This is the ninth in a series of Best New American Voices, a collection of short fiction by promising young writers whose work is nominated for consideration; direct submissions are not accepted. Rather, there is a careful vetting process, the submissions read, debated and passed on to the guest editor, in this case, Mary Gaitskill. The result is the outstanding fourteen stories in the 2009 edition. In her introduction, Gaitskill sets the tone for her selections: "Great writing uses words in such a way that they evoke images, feelings, associations and ideas." Within the limits of the short story, the chosen writers offer some of their best work: "Yellowstone" by Baird Harper of The School of the Art Institute of Chicago; "The Monkey King" by Sharon May of Stanford University; "Mules" by Erin Brown of the University of Virginia; "Welcome Home" by Theodore Wheeler of the Wesleyan Writers Conference; "The Still Point" by Lydia Peelle, Fine Arts Work Center in Provincetown and many more.

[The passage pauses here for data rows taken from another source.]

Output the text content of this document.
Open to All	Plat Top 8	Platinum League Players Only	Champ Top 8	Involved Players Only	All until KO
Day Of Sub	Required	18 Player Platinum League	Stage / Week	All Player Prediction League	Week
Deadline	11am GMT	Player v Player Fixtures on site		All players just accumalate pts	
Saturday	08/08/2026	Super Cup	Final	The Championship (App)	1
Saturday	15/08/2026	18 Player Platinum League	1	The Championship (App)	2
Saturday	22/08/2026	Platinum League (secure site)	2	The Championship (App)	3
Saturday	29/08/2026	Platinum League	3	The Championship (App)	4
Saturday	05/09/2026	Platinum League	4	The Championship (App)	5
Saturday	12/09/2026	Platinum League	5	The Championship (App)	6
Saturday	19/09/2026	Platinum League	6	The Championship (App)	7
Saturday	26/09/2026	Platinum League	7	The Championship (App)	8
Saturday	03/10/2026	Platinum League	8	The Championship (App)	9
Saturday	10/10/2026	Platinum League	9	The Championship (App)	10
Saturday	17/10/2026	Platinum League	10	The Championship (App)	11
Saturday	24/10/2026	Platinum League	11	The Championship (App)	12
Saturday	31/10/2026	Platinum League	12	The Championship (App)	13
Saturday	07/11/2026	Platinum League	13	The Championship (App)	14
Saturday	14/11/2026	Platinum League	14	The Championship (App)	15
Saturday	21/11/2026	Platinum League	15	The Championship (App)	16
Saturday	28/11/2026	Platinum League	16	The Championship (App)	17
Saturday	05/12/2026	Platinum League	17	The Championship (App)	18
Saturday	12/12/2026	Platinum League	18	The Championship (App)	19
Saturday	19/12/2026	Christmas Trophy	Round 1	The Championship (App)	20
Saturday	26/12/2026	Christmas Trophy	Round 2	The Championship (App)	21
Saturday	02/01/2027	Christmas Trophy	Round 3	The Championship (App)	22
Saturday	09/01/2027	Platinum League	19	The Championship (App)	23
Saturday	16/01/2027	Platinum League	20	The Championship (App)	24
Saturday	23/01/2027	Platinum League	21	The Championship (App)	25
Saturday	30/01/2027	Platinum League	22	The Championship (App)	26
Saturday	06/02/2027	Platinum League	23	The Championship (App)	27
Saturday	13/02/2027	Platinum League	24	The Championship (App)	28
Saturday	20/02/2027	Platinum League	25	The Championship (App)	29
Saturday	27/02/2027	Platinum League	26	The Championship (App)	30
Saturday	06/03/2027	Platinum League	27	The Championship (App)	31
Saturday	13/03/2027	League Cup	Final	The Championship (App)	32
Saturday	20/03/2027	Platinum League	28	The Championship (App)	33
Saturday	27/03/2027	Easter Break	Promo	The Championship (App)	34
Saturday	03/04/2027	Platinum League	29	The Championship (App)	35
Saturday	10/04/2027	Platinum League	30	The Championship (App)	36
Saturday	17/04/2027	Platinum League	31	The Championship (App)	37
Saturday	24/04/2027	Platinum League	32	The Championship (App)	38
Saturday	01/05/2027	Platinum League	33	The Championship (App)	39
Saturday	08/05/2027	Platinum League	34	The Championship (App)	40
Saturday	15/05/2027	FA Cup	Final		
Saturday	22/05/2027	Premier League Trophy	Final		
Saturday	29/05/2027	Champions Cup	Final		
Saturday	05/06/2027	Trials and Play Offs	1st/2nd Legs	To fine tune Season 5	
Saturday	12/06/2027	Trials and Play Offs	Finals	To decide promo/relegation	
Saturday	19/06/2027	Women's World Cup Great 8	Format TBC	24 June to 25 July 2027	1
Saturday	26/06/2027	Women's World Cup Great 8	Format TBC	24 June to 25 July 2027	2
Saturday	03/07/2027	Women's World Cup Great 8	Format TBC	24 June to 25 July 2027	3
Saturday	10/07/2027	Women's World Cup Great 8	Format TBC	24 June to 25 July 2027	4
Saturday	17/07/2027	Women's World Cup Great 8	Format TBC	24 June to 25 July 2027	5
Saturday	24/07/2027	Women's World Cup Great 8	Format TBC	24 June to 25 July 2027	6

The topics are diverse: "In Thunderbird, Illinois, I get to thinking the world is going to end" (Lydia Peelle, "The Still Point); "This was the easy intimacy of his loveless youth that Jim missed" (Theodore Wheeler, "Welcome Home"; "There was something smug and deadened in his voice- and Isabel knew she didn't want to see the man again" (Suzanne Rivecca, "Look Ma, I'm Breathing"; "Here the boys are at the edge of everything they know" (Mehdi Tavana Okasi, "Salvation Army"). The selections are fresh and provocative, filled with the varied perspectives of these writers of short fiction, the limitless landscapes of their fertile imaginations and carefully honed prose. These bright voices are inspiring, words assembled in search of a particular vision, both satisfying and energetic. Luan Gaines/ 2008.
I've been reading Best New American Voices regularly for several years now and I've come to the conclusion that the main weakness with this series is that it is limited strictly to MFA students. This assumes of course that all of the best new American writing in short form is currently being done in university programs and that anything done outside of such programs is undeserving of consideration. The falsity of this conclusion is reflected I believe in the less than stellar quality of many, if not most, of the stories presented here. By way of an example, many of these stories rely too often on techniques that, while showcasing writing skills, do little to further the development of narrative or character, which in the end is what storytelling is really all about.
Yes, by all means read Best New American Voices, if only to get a taste of what is being done by a limited selection of new fiction writers. But also read the Sci-Fi and mystery pulps, graphic novels, etc. to get a real understanding of what is being done outside the halls of academia.